Under a gold standard, prices naturally tend to decline as ongoing technological advances and investment in additional capital rapidly improve labor productivity and increase the supplies of consumer goods while the money supply grows very gradually. For instance, throughout the nineteenth century and up until World War I, the heyday of the classical gold standard, a mild deflationary trend prevailed in the U.S. As a result, an American consumer in the year 1913 needed only $0.79 to purchase the same basket of goods that required $1.00 to purchase in 1800. In other words, due to the gentle fall in prices during the nineteenth century, a dollar could purchase 27 percent more in terms of goods in 1913 than it could in 1800.
Contrary to our contemporary deflation-phobes, the secular fall in prices under the classical gold standard did not inhibit economic growth in the U.S. In fact deflation coincided with spectacular transformation of the United States from an agrarian economy in 1800 to the greatest industrial power on earth by the eve of World War One.
Last time they brought in EPI’s Josh Bivens as a counterpoint to the Lincoln Unmasked guy. Not so this time. This time it is 100% gold bug. (Should they bring in a Marxist for proper balance?)
And there isn’t any actual discussion of whether or not supply and demand dynamics, particularly from China, are impacting prices. Runaway inflation is just assumed, even though if you bet on that two years ago you would have lost your shirt.

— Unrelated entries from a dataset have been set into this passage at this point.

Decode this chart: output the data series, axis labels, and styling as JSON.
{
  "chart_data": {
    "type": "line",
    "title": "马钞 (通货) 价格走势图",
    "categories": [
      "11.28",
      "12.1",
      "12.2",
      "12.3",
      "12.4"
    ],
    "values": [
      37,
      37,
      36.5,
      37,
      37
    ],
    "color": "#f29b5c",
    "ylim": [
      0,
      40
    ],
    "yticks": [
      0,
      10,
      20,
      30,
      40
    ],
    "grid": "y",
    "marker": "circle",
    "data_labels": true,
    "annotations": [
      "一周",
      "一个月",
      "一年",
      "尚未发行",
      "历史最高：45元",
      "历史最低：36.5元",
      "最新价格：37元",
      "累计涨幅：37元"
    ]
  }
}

Now whatever, it’s just a panel. But notice how this makes the “normal” extreme right-wing look downright sensible? Statements a step to the mainstream from Paul’s group, statements like QEII is a dangerous scheme, that our level of unemployment is natural, that we need to appease imaginary confidence fairies, that the bond market is more confident of our long-term deficits because we have finally brought the hammer down on spending for the Special Olympics and put them in check, and that the Federal Reserve should have no mandate towards employment, now look that much more sensible.